Minimal, torch-only (no GPU, runs in seconds) — mirrors the F.normalize(..., eps=1e-7) prelude exactly:

import torch, torch.nn.functional as F
torch.manual_seed(0); torch.set_float32_matmul_precision("high")

def newton_schulz(x, steps=6, eps=1e-7):
    a, b, c = 3.4445, -4.7750, 2.0315
    X = F.normalize(x, p=2, dim=(-2, -1), eps=eps)   # the line under scrutiny
    for _ in range(steps):
        A = X @ X.transpose(-2, -1)
        X = a * X + (b * A + c * (A @ A)) @ X
    return X

m = 2048; base = torch.randn(m, m); base /= base.norm()   # unit-Frobenius direction
for N in (1e0, 1e-6, 1e-8, 1e-9, 1e-10):
    print(f"||in||_F={N:>7.0e}  ||out||_F={newton_schulz(base*N).norm():8.3f}  (ideal ~{m**0.5:.1f})")

Output:

||in||_F=  1e+00  ||out||_F=  39.929   (ideal ~45.3)
||in||_F=  1e-06  ||out||_F=  39.929
||in||_F=  1e-08  ||out||_F=  40.118
||in||_F=  1e-09  ||out||_F=  16.135   <- DEGENERATE
||in||_F=  1e-10  ||out||_F=   1.669   <- DEGENERATE

Same against the package itself (from emerging_optimizers.orthogonalized_optimizers.muon_utils import newton_schulz, coefficient_type="polar_express"): 1e0→44.93, 1e-8→42.11, 1e-10→1.83.

Expected behavior

A scale-invariant orthogonalizer should return ‖out‖_F ≈ √min(m,n) regardless of input scale (the plateau value), instead of collapsing once ‖x‖_F underflows the eps floor.
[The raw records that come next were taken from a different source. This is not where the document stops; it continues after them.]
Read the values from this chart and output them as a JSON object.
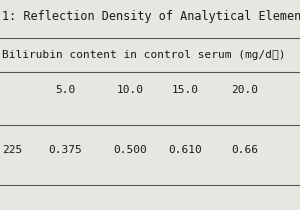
{
  "title": "1: Reflection Density of Analytical Elemen",
  "header_row": "Bilirubin content in control serum (mg/dℓ)",
  "col_labels": [
    "5.0",
    "10.0",
    "15.0",
    "20.0"
  ],
  "row_label": "225",
  "row_values": [
    "0.375",
    "0.500",
    "0.610",
    "0.66"
  ],
  "bg_color": "#e8e6e0",
  "text_color": "#1a1a1a",
  "font_family": "monospace",
  "title_fontsize": 8.5,
  "header_fontsize": 8.0,
  "cell_fontsize": 8.0,
  "line_color": "#555555",
  "line_width": 0.8
}
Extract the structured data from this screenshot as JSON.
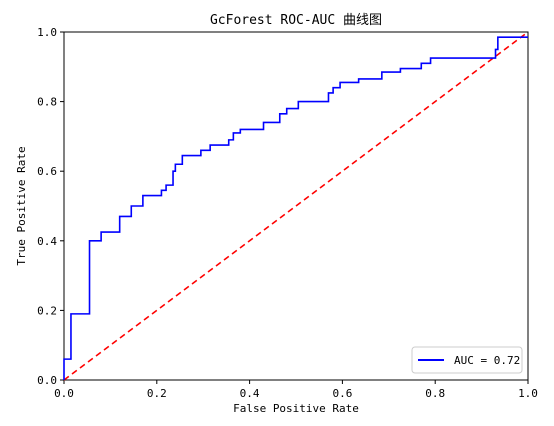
{
  "chart_data": {
    "type": "line",
    "title": "GcForest ROC-AUC 曲线图",
    "xlabel": "False Positive Rate",
    "ylabel": "True Positive Rate",
    "xlim": [
      0.0,
      1.0
    ],
    "ylim": [
      0.0,
      1.0
    ],
    "x_ticks": [
      "0.0",
      "0.2",
      "0.4",
      "0.6",
      "0.8",
      "1.0"
    ],
    "y_ticks": [
      "0.0",
      "0.2",
      "0.4",
      "0.6",
      "0.8",
      "1.0"
    ],
    "legend_placement": "lower-right",
    "grid": false,
    "series": [
      {
        "name": "AUC = 0.72",
        "color": "#0000ff",
        "style": "solid",
        "step": true,
        "x": [
          0.0,
          0.0,
          0.015,
          0.015,
          0.055,
          0.055,
          0.08,
          0.08,
          0.12,
          0.12,
          0.145,
          0.145,
          0.17,
          0.17,
          0.21,
          0.21,
          0.22,
          0.22,
          0.235,
          0.235,
          0.24,
          0.24,
          0.255,
          0.255,
          0.295,
          0.295,
          0.315,
          0.315,
          0.355,
          0.355,
          0.365,
          0.365,
          0.38,
          0.38,
          0.43,
          0.43,
          0.465,
          0.465,
          0.48,
          0.48,
          0.505,
          0.505,
          0.57,
          0.57,
          0.58,
          0.58,
          0.595,
          0.595,
          0.635,
          0.635,
          0.685,
          0.685,
          0.725,
          0.725,
          0.77,
          0.77,
          0.79,
          0.79,
          0.905,
          0.905,
          0.93,
          0.93,
          0.935,
          0.935,
          0.95,
          1.0
        ],
        "y": [
          0.0,
          0.06,
          0.06,
          0.19,
          0.19,
          0.4,
          0.4,
          0.425,
          0.425,
          0.47,
          0.47,
          0.5,
          0.5,
          0.53,
          0.53,
          0.545,
          0.545,
          0.56,
          0.56,
          0.6,
          0.6,
          0.62,
          0.62,
          0.645,
          0.645,
          0.66,
          0.66,
          0.675,
          0.675,
          0.69,
          0.69,
          0.71,
          0.71,
          0.72,
          0.72,
          0.74,
          0.74,
          0.765,
          0.765,
          0.78,
          0.78,
          0.8,
          0.8,
          0.825,
          0.825,
          0.84,
          0.84,
          0.855,
          0.855,
          0.865,
          0.865,
          0.885,
          0.885,
          0.895,
          0.895,
          0.91,
          0.91,
          0.925,
          0.925,
          0.925,
          0.925,
          0.95,
          0.95,
          0.985,
          0.985,
          0.985
        ]
      },
      {
        "name": "",
        "color": "#ff0000",
        "style": "dashed",
        "x": [
          0.0,
          1.0
        ],
        "y": [
          0.0,
          1.0
        ]
      }
    ]
  }
}
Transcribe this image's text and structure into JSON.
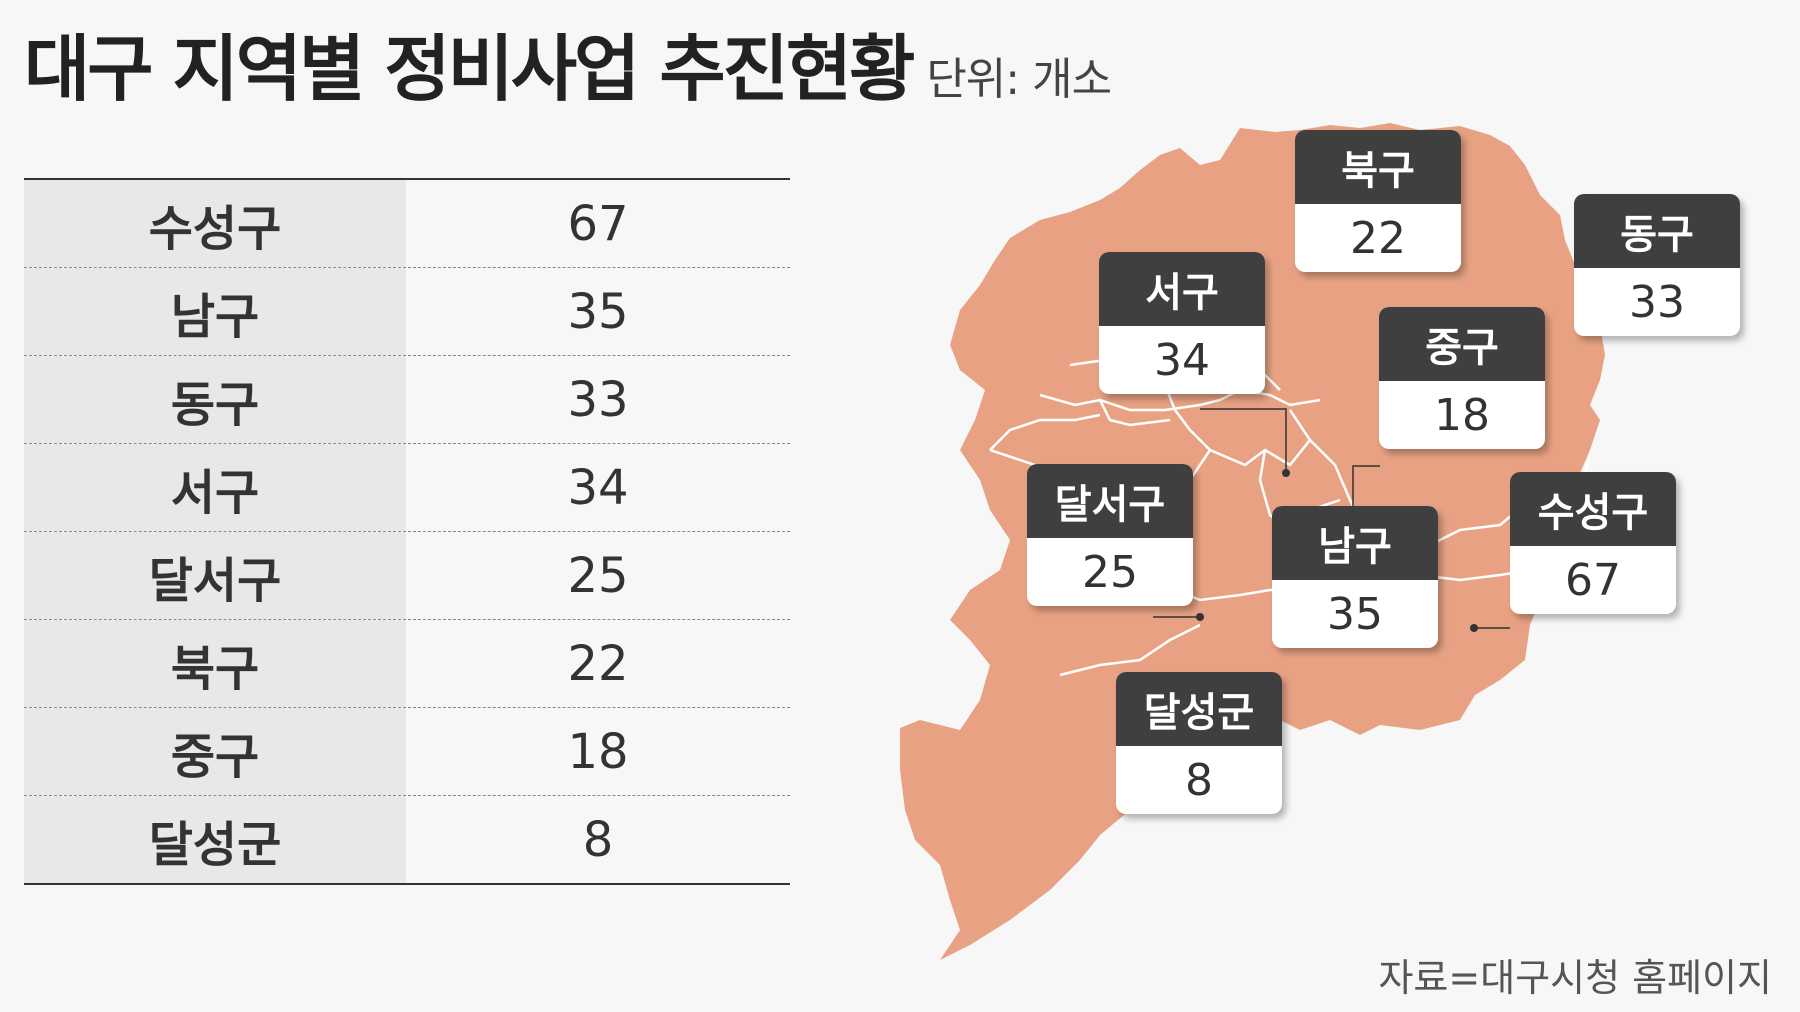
{
  "title": "대구 지역별 정비사업 추진현황",
  "unit": "단위: 개소",
  "table": [
    {
      "name": "수성구",
      "value": "67"
    },
    {
      "name": "남구",
      "value": "35"
    },
    {
      "name": "동구",
      "value": "33"
    },
    {
      "name": "서구",
      "value": "34"
    },
    {
      "name": "달서구",
      "value": "25"
    },
    {
      "name": "북구",
      "value": "22"
    },
    {
      "name": "중구",
      "value": "18"
    },
    {
      "name": "달성군",
      "value": "8"
    }
  ],
  "map_labels": {
    "bukgu": {
      "name": "북구",
      "value": "22"
    },
    "donggu": {
      "name": "동구",
      "value": "33"
    },
    "seogu": {
      "name": "서구",
      "value": "34"
    },
    "junggu": {
      "name": "중구",
      "value": "18"
    },
    "dalseogu": {
      "name": "달서구",
      "value": "25"
    },
    "namgu": {
      "name": "남구",
      "value": "35"
    },
    "suseonggu": {
      "name": "수성구",
      "value": "67"
    },
    "dalseonggun": {
      "name": "달성군",
      "value": "8"
    }
  },
  "source": "자료=대구시청 홈페이지",
  "colors": {
    "map_fill": "#e8a283",
    "label_header": "#3f3f3f"
  }
}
At minimum, it should warn/error rather than silently emit a non-orthogonal result.

Additional context

  • Location: emerging_optimizers/orthogonalized_optimizers/muon_utils.py, newton_schulz(), eps: float = 1e-7 used in F.normalize.
  • Suggested fix: use eps=1e-30 purely as a divide-by-zero guard, or normalize by ‖x‖_F.clamp_min(tiny) with tiny near the dtype floor, or detect/warn when ‖x‖_F < eps.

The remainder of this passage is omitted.